Don't get me wrong. I have immense respect for Cisco. There was even a period of some years where if someone (like an investor) understood that your company was planning to compete against Cisco, he would immediately bolt. They were scary good, and the respect and fear they instilled in others was well-earned.
Cisco is still a great company, but over the years since the dot-com boom and bust they have become quite a bit more uninteresting. They still produce great technology and do very well at pleasing their customer, but they are no longer quite so scary. Competing against Cisco is now perfectly acceptable and can be lucrative if you have the drive and business scale to take a serious run at them in any of the market segments in which they operate. Of course they continue to dominate in the core router business, and as the internet and all things IP has grown so have they. In short, their success has been earned.
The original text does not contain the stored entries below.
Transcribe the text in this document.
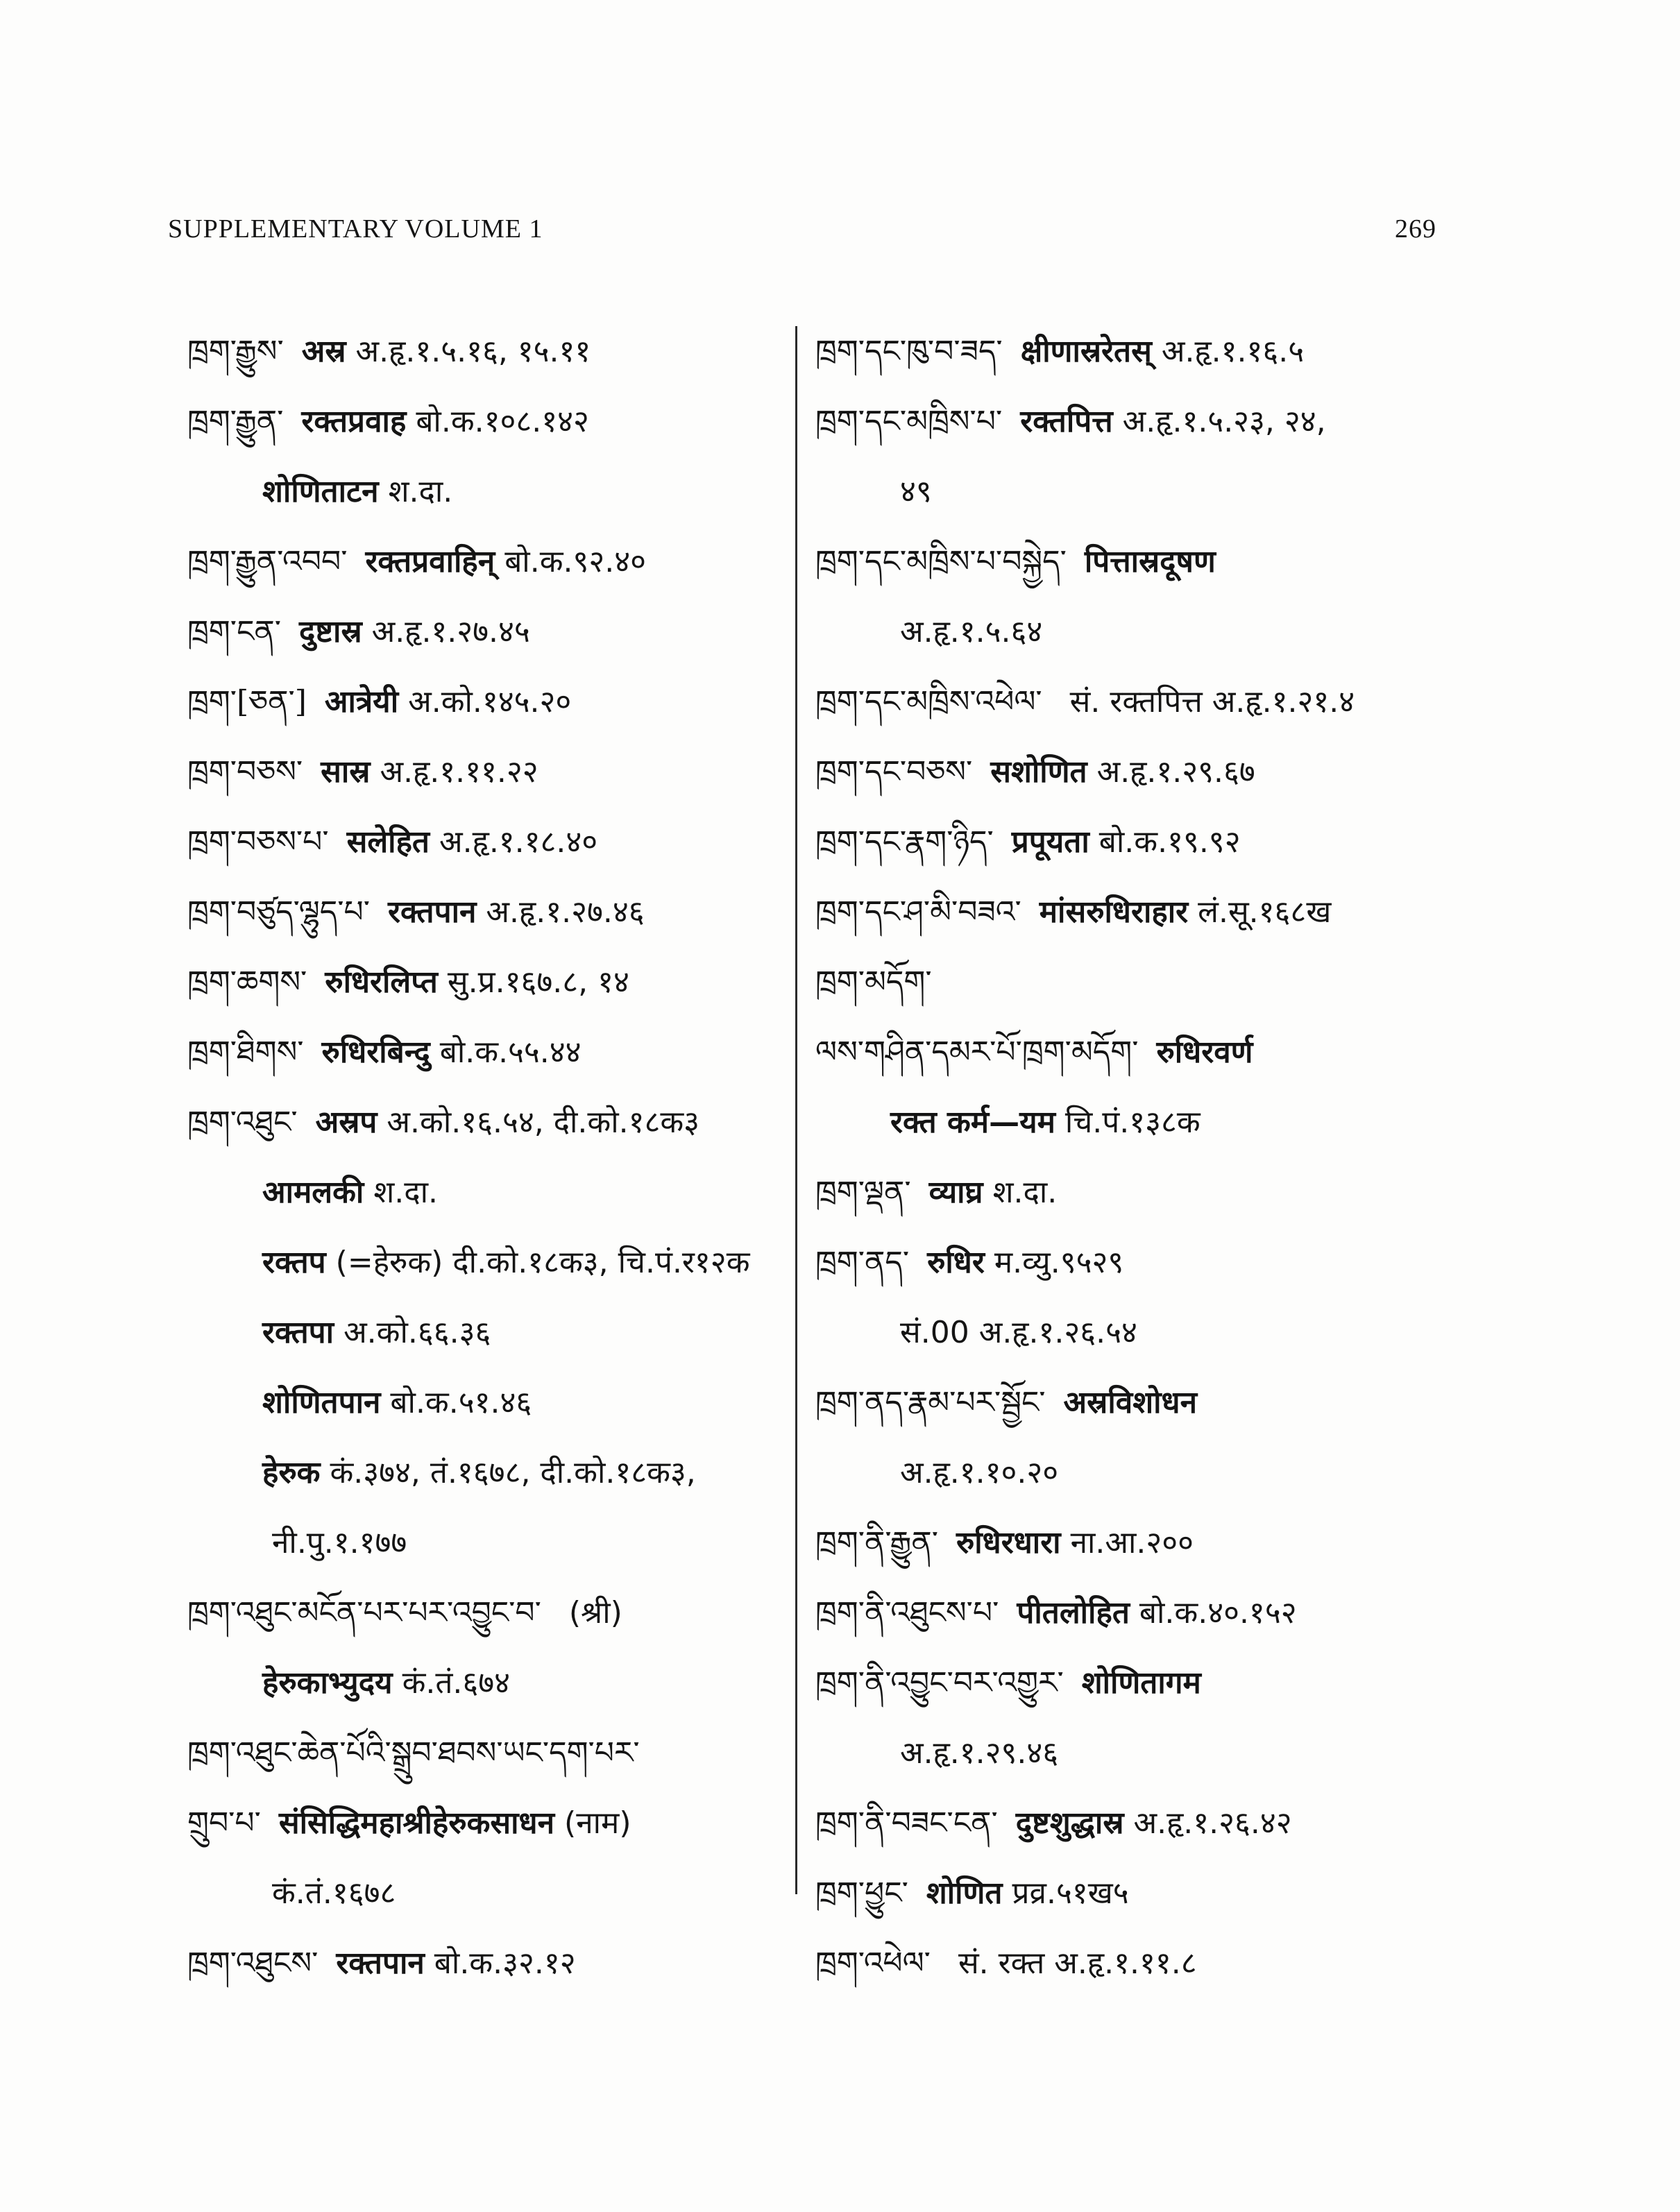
SUPPLEMENTARY VOLUME 1	269
ཁྲག་རྒྱུས་ अस्र अ.हृ.१.५.१६, १५.११
ཁྲག་རྒྱུན་ रक्तप्रवाह बो.क.१०८.१४२
शोणिताटन श.दा.
ཁྲག་རྒྱུན་འབབ་ रक्तप्रवाहिन् बो.क.९२.४०
ཁྲག་ངན་ दुष्टास्र अ.हृ.१.२७.४५
ཁྲག་[ཅན་] आत्रेयी अ.को.१४५.२०
ཁྲག་བཅས་ सास्र अ.हृ.१.११.२२
ཁྲག་བཅས་པ་ सलेहित अ.हृ.१.१८.४०
ཁྲག་བཙུད་ལྷུད་པ་ रक्तपान अ.हृ.१.२७.४६
ཁྲག་ཆགས་ रुधिरलिप्त सु.प्र.१६७.८, १४
ཁྲག་ཐིགས་ रुधिरबिन्दु बो.क.५५.४४
ཁྲག་འཐུང་ अस्रप अ.को.१६.५४, दी.को.१८क३
आमलकी श.दा.
रक्तप (=हेरुक) दी.को.१८क३, चि.पं.र१२क
रक्तपा अ.को.६६.३६
शोणितपान बो.क.५१.४६
हेरुक कं.३७४, तं.१६७८, दी.को.१८क३,
नी.पु.१.१७७
ཁྲག་འཐུང་མངོན་པར་པར་འབྱུང་བ་ (श्री)
हेरुकाभ्युदय कं.तं.६७४
ཁྲག་འཐུང་ཆེན་པོའི་སྒྲུབ་ཐབས་ཡང་དག་པར་
གྲུབ་པ་ संसिद्धिमहाश्रीहेरुकसाधन (नाम)
कं.तं.१६७८
ཁྲག་འཐུངས་ रक्तपान बो.क.३२.१२
ཁྲག་དང་ཁུ་བ་ཟད་ क्षीणास्ररेतस् अ.हृ.१.१६.५
ཁྲག་དང་མཁྲིས་པ་ रक्तपित्त अ.हृ.१.५.२३, २४,
४९
ཁྲག་དང་མཁྲིས་པ་བསྐྱེད་ पित्तास्रदूषण
अ.हृ.१.५.६४
ཁྲག་དང་མཁྲིས་འཕེལ་ सं. रक्तपित्त अ.हृ.१.२१.४
ཁྲག་དང་བཅས་ सशोणित अ.हृ.१.२९.६७
ཁྲག་དང་རྣག་ཉིད་ प्रपूयता बो.क.१९.९२
ཁྲག་དང་ཤ་མི་བཟའ་ मांसरुधिराहार लं.सू.१६८ख
ཁྲག་མདོག་
ལས་གཤིན་དམར་པོ་ཁྲག་མདོག་ रुधिरवर्ण
रक्त कर्म—यम चि.पं.१३८क
ཁྲག་ལྡན་ व्याघ्र श.दा.
ཁྲག་ནད་ रुधिर म.व्यु.९५२९
सं.00 अ.हृ.१.२६.५४
ཁྲག་ནད་རྣམ་པར་སྦྱོང་ अस्रविशोधन
अ.हृ.१.१०.२०
ཁྲག་ནི་རྒྱུན་ रुधिरधारा ना.आ.२००
ཁྲག་ནི་འཐུངས་པ་ पीतलोहित बो.क.४०.१५२
ཁྲག་ནི་འབྱུང་བར་འགྱུར་ शोणितागम
अ.हृ.१.२९.४६
ཁྲག་ནི་བཟང་ངན་ दुष्टशुद्धास्र अ.हृ.१.२६.४२
ཁྲག་ཕྱུང་ शोणित प्रव्र.५१ख५
ཁྲག་འཕེལ་ सं. रक्त अ.हृ.१.११.८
The problem is that they have always found it challenging to break into new markets that are higher in the value chain, up beyond the basic routing of bits. They bought their way into many markets and muscled into others with brute force. Doing this has, for example, put them inside consumers' homes and made them a strong player in the enterprise and carrier VoIP market. All this highlights just how different the IP infrastructure market differs from the service and application markets. It's hard to be great at everything.
Maybe that explains why they took the hype route in announcing the CRS-3. It looks like a great product with excellent engineering, but revolutionary it is not. It is important to carriers since it allows them to evolve their existing base of Cisco routers without the higher costs (capital, operating, and manpower) of running more CRS-1 systems or switching to another vendor. I think Lightreading nailed it pretty well:
"...the CRS-3 is a CRS-1 outfitted for 100-Gbit/s interfaces...The 40-Gbit/s limit was a function of the switching fabric available on the CRS-1..."It's an incremental improvement that I'm sure their customer have been demanding for some time. It is not a product that impacts carrier customer -- like you and me -- in the slightest. It isn't even that the capacity of the internet would choke with all those video streams to mobile smart phones, since there are alternatives that are perhaps more expensive or less convenient for the carriers. It am also quite certain that its announcement was not a surprise to any of the targetted carriers since you can be sure they've been promoting it as vapourware for a long time, if only to dissuade the carriers from switching to Juniper routers.
So it's great that they can now say "me too" when it comes to 100G Ethernet, and it's even better that they can do it by popping in faster switch cards and interfaces in the shelves of existing frames. They can even reduce the power budget, which is an increasingly burdensome expense in data centres.
Their claim that the CRS-3 cost them $1.5B in R & D is almost certainly bunk. They probably threw everything except the kitchen sink under that umbrella to add to the hype. Cisco does spend that and much more on R & D, but it is an investment that applies to many more products, both current and future.
Cisco remains a great company, especially a router company, and this is unlikely to change. They are very good at building the plumbing of the internet but, unfortunately for them, most people only notice the fixtures in their homes, not the plumbing that makes them work. Cisco's name isn't found on many fixtures.